We are of the view that the main positive fundamental backdrop to higher equity valuations is that earnings are going to be quite strong. We could see 25% earnings growth this year alone and possibly 16% next year. Typically, when we see the economy growing and earnings growing it would be very unusual to see equity markets down and not doing well in that type of environment. From a fiscal perspective the US had a substantial $900billion package at the end of last year. There is now talk with the Democrats having won the two seats in the Senate in Georgia will now produce another fiscal package in the region of $1.9trillion. Because the numbers are so tight in the Senate, we don’t think the Democrats will get $1.9trillion through but they could get a $1trillion package through so with those two packages combined it would be almost $2trillion, about 12% of U.S. GDP.

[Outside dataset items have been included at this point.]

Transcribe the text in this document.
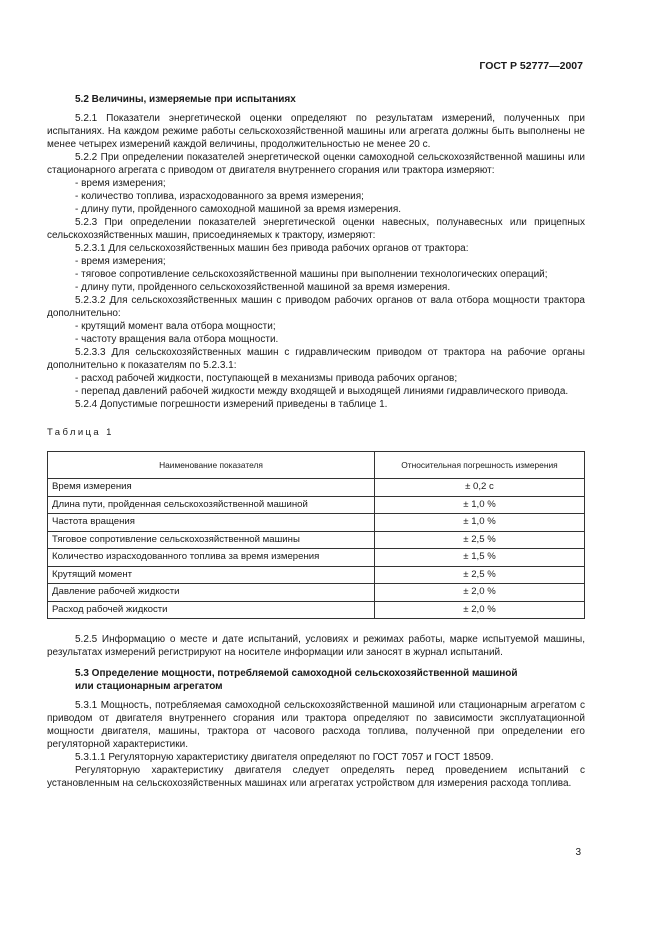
ГОСТ Р 52777—2007
5.2 Величины, измеряемые при испытаниях

5.2.1 Показатели энергетической оценки определяют по результатам измерений, полученных при испытаниях. На каждом режиме работы сельскохозяйственной машины или агрегата должны быть выполнены не менее четырех измерений каждой величины, продолжительностью не менее 20 с.

5.2.2 При определении показателей энергетической оценки самоходной сельскохозяйственной машины или стационарного агрегата с приводом от двигателя внутреннего сгорания или трактора измеряют:

- время измерения;

- количество топлива, израсходованного за время измерения;

- длину пути, пройденного самоходной машиной за время измерения.

5.2.3 При определении показателей энергетической оценки навесных, полунавесных или прицепных сельскохозяйственных машин, присоединяемых к трактору, измеряют:

5.2.3.1 Для сельскохозяйственных машин без привода рабочих органов от трактора:

- время измерения;

- тяговое сопротивление сельскохозяйственной машины при выполнении технологических операций;

- длину пути, пройденного сельскохозяйственной машиной за время измерения.

5.2.3.2 Для сельскохозяйственных машин с приводом рабочих органов от вала отбора мощности трактора дополнительно:

- крутящий момент вала отбора мощности;

- частоту вращения вала отбора мощности.

5.2.3.3 Для сельскохозяйственных машин с гидравлическим приводом от трактора на рабочие органы дополнительно к показателям по 5.2.3.1:

- расход рабочей жидкости, поступающей в механизмы привода рабочих органов;

- перепад давлений рабочей жидкости между входящей и выходящей линиями гидравлического привода.

5.2.4 Допустимые погрешности измерений приведены в таблице 1.

Таблица 1
Наименование показателя	Относительная погрешность измерения
Время измерения	± 0,2 с
Длина пути, пройденная сельскохозяйственной машиной	± 1,0 %
Частота вращения	± 1,0 %
Тяговое сопротивление сельскохозяйственной машины	± 2,5 %
Количество израсходованного топлива за время измерения	± 1,5 %
Крутящий момент	± 2,5 %
Давление рабочей жидкости	± 2,0 %
Расход рабочей жидкости	± 2,0 %

5.2.5 Информацию о месте и дате испытаний, условиях и режимах работы, марке испытуемой машины, результатах измерений регистрируют на носителе информации или заносят в журнал испытаний.

5.3 Определение мощности, потребляемой самоходной сельскохозяйственной машиной
или стационарным агрегатом

5.3.1 Мощность, потребляемая самоходной сельскохозяйственной машиной или стационарным агрегатом с приводом от двигателя внутреннего сгорания или трактора определяют по зависимости эксплуатационной мощности двигателя, машины, трактора от часового расхода топлива, полученной при определении его регуляторной характеристики.

5.3.1.1 Регуляторную характеристику двигателя определяют по ГОСТ 7057 и ГОСТ 18509.

Регуляторную характеристику двигателя следует определять перед проведением испытаний с установленным на сельскохозяйственных машинах или агрегатах устройством для измерения расхода топлива.

3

Over the last two weeks growth forecast for this year in the US have gone from 3.5% to 5.5%, on the back of these two fiscal packages. Growth forecasts for the global economy have gone from 5% to 6% in the last two weeks. Despite the weak backdrop for this quarter which has been revised down, what we have seen is the forecast for the entire year revised upward because of these fiscal supports and the hopes around the vaccine.

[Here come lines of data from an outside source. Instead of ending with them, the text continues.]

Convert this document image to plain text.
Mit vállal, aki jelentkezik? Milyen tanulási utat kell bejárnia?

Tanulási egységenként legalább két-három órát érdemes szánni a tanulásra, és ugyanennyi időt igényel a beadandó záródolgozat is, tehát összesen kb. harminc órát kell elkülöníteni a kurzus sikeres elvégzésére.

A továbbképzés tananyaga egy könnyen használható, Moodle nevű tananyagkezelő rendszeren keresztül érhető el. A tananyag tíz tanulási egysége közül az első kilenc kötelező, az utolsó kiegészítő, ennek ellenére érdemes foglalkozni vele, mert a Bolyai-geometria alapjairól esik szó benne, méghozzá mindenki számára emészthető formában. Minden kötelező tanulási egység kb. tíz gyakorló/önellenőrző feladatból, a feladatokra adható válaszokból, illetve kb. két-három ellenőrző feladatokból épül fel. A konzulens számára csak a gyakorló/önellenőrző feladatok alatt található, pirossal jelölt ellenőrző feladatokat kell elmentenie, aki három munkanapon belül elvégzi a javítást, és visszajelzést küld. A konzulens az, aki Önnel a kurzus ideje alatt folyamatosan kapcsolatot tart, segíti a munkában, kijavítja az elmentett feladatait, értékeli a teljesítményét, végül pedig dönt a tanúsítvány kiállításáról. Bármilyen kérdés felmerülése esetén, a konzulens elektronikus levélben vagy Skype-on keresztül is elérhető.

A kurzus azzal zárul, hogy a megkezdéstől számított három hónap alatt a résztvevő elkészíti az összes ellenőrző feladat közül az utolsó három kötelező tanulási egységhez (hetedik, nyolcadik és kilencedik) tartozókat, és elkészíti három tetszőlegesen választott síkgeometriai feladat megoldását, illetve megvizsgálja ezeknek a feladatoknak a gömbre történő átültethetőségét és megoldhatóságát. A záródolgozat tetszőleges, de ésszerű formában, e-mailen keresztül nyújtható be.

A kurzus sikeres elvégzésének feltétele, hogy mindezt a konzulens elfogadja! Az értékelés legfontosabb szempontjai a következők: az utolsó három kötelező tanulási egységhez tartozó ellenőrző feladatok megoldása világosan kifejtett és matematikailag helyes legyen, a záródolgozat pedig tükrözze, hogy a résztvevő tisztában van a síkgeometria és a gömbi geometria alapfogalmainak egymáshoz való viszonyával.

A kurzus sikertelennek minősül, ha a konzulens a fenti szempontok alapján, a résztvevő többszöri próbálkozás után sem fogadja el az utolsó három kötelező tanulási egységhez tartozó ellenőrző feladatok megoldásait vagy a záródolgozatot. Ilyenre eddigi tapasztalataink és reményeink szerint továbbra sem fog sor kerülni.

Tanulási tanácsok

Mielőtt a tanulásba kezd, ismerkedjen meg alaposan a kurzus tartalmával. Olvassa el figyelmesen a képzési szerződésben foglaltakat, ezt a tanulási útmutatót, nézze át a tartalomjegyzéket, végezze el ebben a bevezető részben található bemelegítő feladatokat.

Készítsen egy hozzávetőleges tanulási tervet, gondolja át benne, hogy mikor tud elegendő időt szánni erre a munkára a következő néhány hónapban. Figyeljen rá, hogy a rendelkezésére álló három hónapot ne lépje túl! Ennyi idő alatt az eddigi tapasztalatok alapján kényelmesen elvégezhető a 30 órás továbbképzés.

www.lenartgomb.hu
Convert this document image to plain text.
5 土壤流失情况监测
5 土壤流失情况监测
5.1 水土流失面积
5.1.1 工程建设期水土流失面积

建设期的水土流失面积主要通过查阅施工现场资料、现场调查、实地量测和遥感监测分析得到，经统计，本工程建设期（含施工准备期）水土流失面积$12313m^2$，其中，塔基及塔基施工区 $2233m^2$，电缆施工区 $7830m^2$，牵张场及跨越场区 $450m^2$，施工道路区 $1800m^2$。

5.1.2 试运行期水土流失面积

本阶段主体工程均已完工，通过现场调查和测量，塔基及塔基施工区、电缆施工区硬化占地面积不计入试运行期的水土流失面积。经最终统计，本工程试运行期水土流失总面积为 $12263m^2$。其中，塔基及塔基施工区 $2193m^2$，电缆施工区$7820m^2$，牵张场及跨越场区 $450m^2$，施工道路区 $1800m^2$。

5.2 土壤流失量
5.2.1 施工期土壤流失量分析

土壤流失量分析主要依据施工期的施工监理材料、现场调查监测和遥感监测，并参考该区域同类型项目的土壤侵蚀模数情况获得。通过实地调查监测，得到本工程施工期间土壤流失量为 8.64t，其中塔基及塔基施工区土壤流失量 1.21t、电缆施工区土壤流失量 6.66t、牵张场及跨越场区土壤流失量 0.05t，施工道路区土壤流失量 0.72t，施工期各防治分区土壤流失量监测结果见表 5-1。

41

The US Federal Reserve (FED) is saying they will not raise interest rates until at least the end of 2023. Equity markets think it will be 2024/2025 before they raise rates. The European Central Bank (ECB) is not going to raise rates for about 4.5 years. They FED and ECB have both committed to continuing with Quantitative Easing or their asset purchases programme through at least 2021 if not longer. These fiscal and monetary supports will remain in place and the authorities are committing to keep these there until they are confident that the recovery has really taken hold.
Very short term, given that equity markets are up 20% from where we were at the end of October, if some negative news comes through, we wouldn’t be surprised if there was a modest 3% - 5% pull back in equities short term but we see these every year. On average there is a 3 - 5% pull backs in the market every year so we would not be surprised to see one at some point over the next 4-6 weeks. We do think it will be a short-term correction so there should be no need to panic!
Looking though the year as a whole we are of the view that there is a reasonable level of upside in the equity market and looking into next year, if we are at the beginning of a new economic cycle, there’s reasonable levels of positive returns to be expected in the markets over the next couple of years.